Last year, a furor erupted over proposed power purchase agreements for offshore wind projects moving forward in Massachusetts and Rhode Island that will offer rates significantly higher than those for regular grid power.
But according to Jim Lanard, director of the Offshore Wind Development Coalition, over time, wind – which is free – offers a hedge against rising fossil fuel prices. The coalition includes seven offshore wind developers with support from the American Wind Energy Association.
“There is an argument to be made that even if in the early years the prices [from offshore wind] are higher, in the later years, you’ve hedged your bets, because the price is stable,” Lanard told state lawmakers. “Our fuel cost is zero.”
He added that such a near-term increase in electricity costs would likely be ”marginal,” given that it would only pertain to the portion of a ratepayer’s energy mix derived from wind — typically from four percent to six percent of total energy use– with the remainder coming from fossil fuel sources like coal and nuclear power.
At the same time, the industries needed to support a thriving ocean-wind sector would provide an important economic stimulus to the state and region. Every billion dollars invested in offshore wind leads to the creation of 3,350 jobs, in manufacturing, shipbuilding, transmission and other aspects of the supply chain needed to serve the sector, said Lanard.
On February 7, the Interior Department said it would speed the permitting of offshore wind by issuing leases for development in waters off the coast of Delaware, Maryland, New Jersey and Virginia by the end of this year. The federal government controls the ocean waters of the Outer Continental Shelf, which starts three miles from shore. Some 5,000 megawatts (MW) of offshore wind have been proposed up and down the East coast.
Meeting Clean-Energy Targets
Like their counterparts in states to the north and south, Maryland officials are turning to ocean-based wind as a potential source of local, emission-free power to help meet clean-energy mandates and provide stable jobs.
Gov. Martin O’Malley has championed offshore wind as a critical tool for meeting the state’s renewable portfolio standard, which calls for solar, wind, biomass and other clean sources to comprise 20 percent of the electricity used in the state by 2022.
“The governor believes that offshore wind is the most effective way to meet the 20 percent goal,” said Kevin Hughes, deputy legislative officer for Gov.
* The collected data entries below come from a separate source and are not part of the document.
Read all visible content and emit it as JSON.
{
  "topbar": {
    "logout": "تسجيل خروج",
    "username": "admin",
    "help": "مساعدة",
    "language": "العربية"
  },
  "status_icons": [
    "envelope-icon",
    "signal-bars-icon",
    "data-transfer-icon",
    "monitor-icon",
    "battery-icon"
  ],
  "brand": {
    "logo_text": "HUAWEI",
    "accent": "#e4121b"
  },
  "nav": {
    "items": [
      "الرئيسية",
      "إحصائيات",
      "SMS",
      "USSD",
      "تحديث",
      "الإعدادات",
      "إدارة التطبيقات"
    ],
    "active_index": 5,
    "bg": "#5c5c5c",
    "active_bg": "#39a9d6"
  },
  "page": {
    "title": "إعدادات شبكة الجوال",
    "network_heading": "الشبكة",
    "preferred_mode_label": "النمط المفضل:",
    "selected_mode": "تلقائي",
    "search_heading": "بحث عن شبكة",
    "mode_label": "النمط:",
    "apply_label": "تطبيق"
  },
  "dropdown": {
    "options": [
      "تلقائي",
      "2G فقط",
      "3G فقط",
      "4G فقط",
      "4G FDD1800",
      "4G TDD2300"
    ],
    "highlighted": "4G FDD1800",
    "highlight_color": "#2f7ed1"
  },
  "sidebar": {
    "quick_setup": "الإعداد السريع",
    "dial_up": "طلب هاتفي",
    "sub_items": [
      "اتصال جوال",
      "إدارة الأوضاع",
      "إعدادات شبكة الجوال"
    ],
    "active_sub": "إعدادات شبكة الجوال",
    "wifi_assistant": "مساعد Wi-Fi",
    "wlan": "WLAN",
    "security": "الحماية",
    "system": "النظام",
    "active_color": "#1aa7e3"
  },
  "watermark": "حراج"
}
Martin O’Malley, speaking to a roomful of legislators and clean-energy professionals at a meeting of the Maryland Clean Energy Center across from the State House prior to the January 27 hearing.
The governor plans to introduce a bill this session requiring utilities to provide long-term contracts for electricity from offshore wind. Developers claim that such contracts are essential to assure an adequate rate of return for investment in an ocean-based wind farm, whose price averages $1.5 billion for a utility-scale, 350 MW project, capable of powering 100,000 homes.
A report released by researchers at the University of Delaware in February last year found that using existing, proven technology, offshore wind could supply 67 percent of Maryland’s electric power demand. Going forward, the development of deepwater technology – that is, turbines located further off the coast where winds are stronger and more sustained, at depths between 100 and 200 feet — would enable wind resources to supply nearly twice the state’s electric load, the report said.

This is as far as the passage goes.